Could The Holy Ghost Be Jewish?
Robert J. Foley of Wilmington, N.C., sends me a copy of an open letter written by author and rabbi Rami Shapiro to Pope Francis. In it, Rabbi Shapiro hopes that “ruach ha-kodesh, the Holy Spirit, has called a new pope from the new world to lead the Catholic Church,” and Mr. Foley writes:
“Rabbi Shapiro… is alluding to an expression often used by the conclave of cardinals [which chose the new pope], to the effect that the Holy Spirit will guide them in their deliberations. In my cursory look at the meanings and interpretations of the Hebrew words ruach ha-kodesh, I was indeed struck by some of the similarities between them and the concept of the Holy Spirit within the Trinity.

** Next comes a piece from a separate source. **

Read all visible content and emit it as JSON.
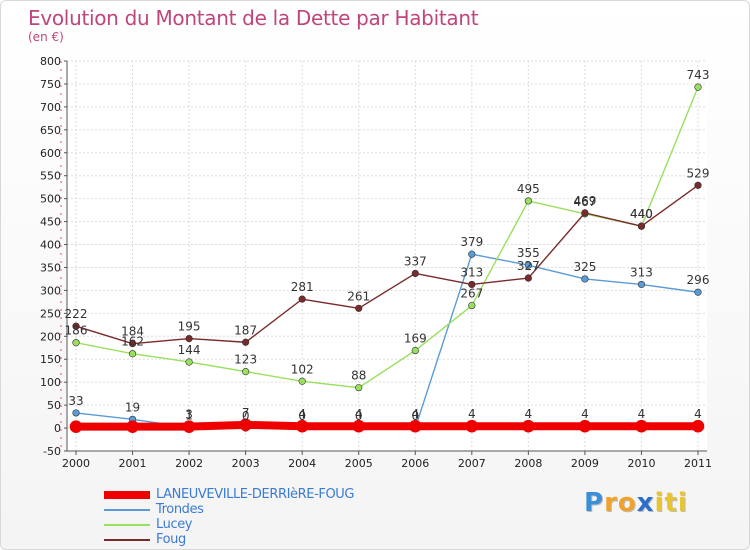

In forming this concept, to what extent do you think the early Christian writers and Church Fathers might have been influenced by Judaism?”

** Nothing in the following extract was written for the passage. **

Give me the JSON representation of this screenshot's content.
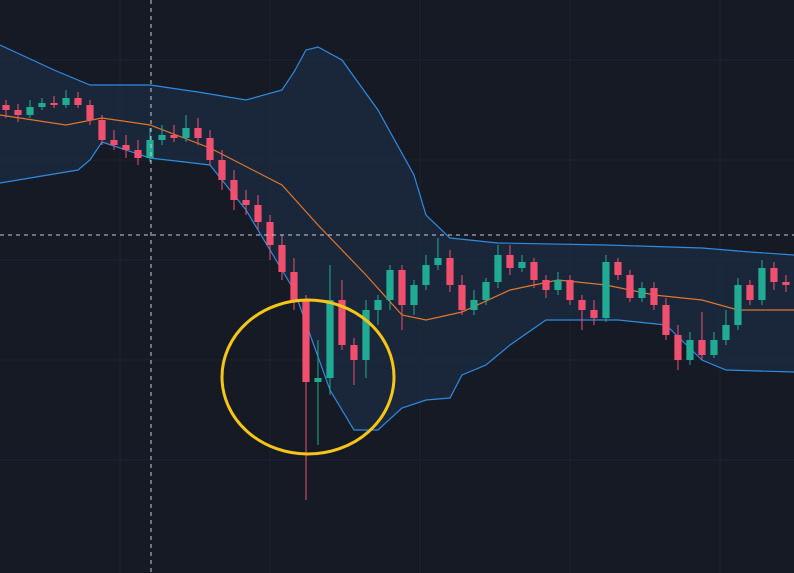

They were influenced by it a great deal. Although neither biblical nor rabbinic Judaism has anything like the Christian Trinity in its thinking about God, there can be no doubt that the ru’aḥ ha-kodesh (literally, “spirit of holiness”) of the Bible and rabbinic literature was the direct antecedent of the Christian concept of the Holy Spirit — or, as it was more commonly known in the English-speaking Catholic Church until recent times, the Holy Ghost. (“Ghost” is an Old English word for “spirit,” just as “a spirit” is a now archaic way of denoting a ghost. A ghost is nothing but a disembodied spirit, and the expression “to give up the ghost,” which has survived from medieval times, refers to the body’s sundering from the spirit at the time of death.)
In Hebrew, starting with the Bible and continuing to this day, ru’aḥ has the two meanings of “spirit” and “wind.” Historically, wind is clearly the older of the two, spirit being derived from it by analogy: As the wind, that is, is invisible but has the power to move visible things, so the spirit is conceived of as that unseen force in human beings or the world — the breath of life, as it were — that activates all that can be seen.
The linking of wind, breath and spirit is widespread in many languages. Thus we have English ghost and gust, as well as breath and breeze; Greek pneuma — air (think of pneumatic), wind, spirit; Latin spiritus — breath (think of respiration, inspiration, expiration), spirit; Polish duch — spirit, and dech — breath, etc.
Indeed, in the first appearance of the word ru’aḥ in the Bible, in the second verse of the book of Genesis, it is difficult to know which meaning to give it. Does veru’aḥ elohim meraḥ efet al-p’nei ha-mayim mean “And the spirit of God hovered over the water” or “And a wind from God hovered over the water”? Perhaps both.
The phrase ru’aḥ ha-kodesh, “the holy spirit,” occurs only three times in the Bible, one of them being Psalms 51:13, where we read, “Cast me not away from your presence and take not thy holy spirit [ru’aḥ kodshekha] from me.”
In rabbinic literature, on the other hand, the phrase is extremely common. In most cases, it is perhaps best translated as “divine inspiration,” in others as “the divine presence.” In several passages, it is associated with the Shekhinah, God’s indwelling presence in the world.
In very early Christianity, the Holy Spirit is much the same as the ru’aḥ ha-kodesh of the rabbis. The first chapter of Acts, for example, written in the first century, tells how after Jesus’ death he appears to his apostles and is asked, “Lord, is this the time when you will restore the kingdom of Israel?”
He answers them: “It is not for you to know the times…. But you will receive power when the holy spirit [to agios pneumatos, in the Greek of the New Testament] has come upon you.” The “holy spirit” here is the power to prophesy, granted by inspiration from above.
The rabbinic mind was not a theological one, nor was that of the early Christians; neither attempted, as did the ancient Greeks, to systematize their thought logically or to construct it upon a foundation of defined terms and concepts.
The first figure to do this in either Judaism or Christianity was Philo of Alexandria, an early first-century Jewish philosopher who sought in his Greek works to integrate Judaism with the Hellenistic school of Neoplatonism, which viewed the universe as emanating in stages from the One, the unknowable origin of all things, to the material world. One way in which he did this was by developing the idea of the ru’aḥ ha-kodesh as a distinct spiritual sphere midway between God and man, the realm of “pure knowledge in which every wise man naturally shares.”
Philo turned out to have much more of an influence on Christianity than on Judaism, in which he was a peripheral figure who was soon forgotten. The Christian notion of the Holy Spirit as the third element of a triadic God whose two other constituents are “the Father” and “the Son” — that is, the creator God of the Old Testament and the divine Jesus of the New Testament — derives largely from him, though Philo himself was no more Trinitarian in his approach than were the rabbis. This, in a nutshell, is the answer to Mr. Foley’s question.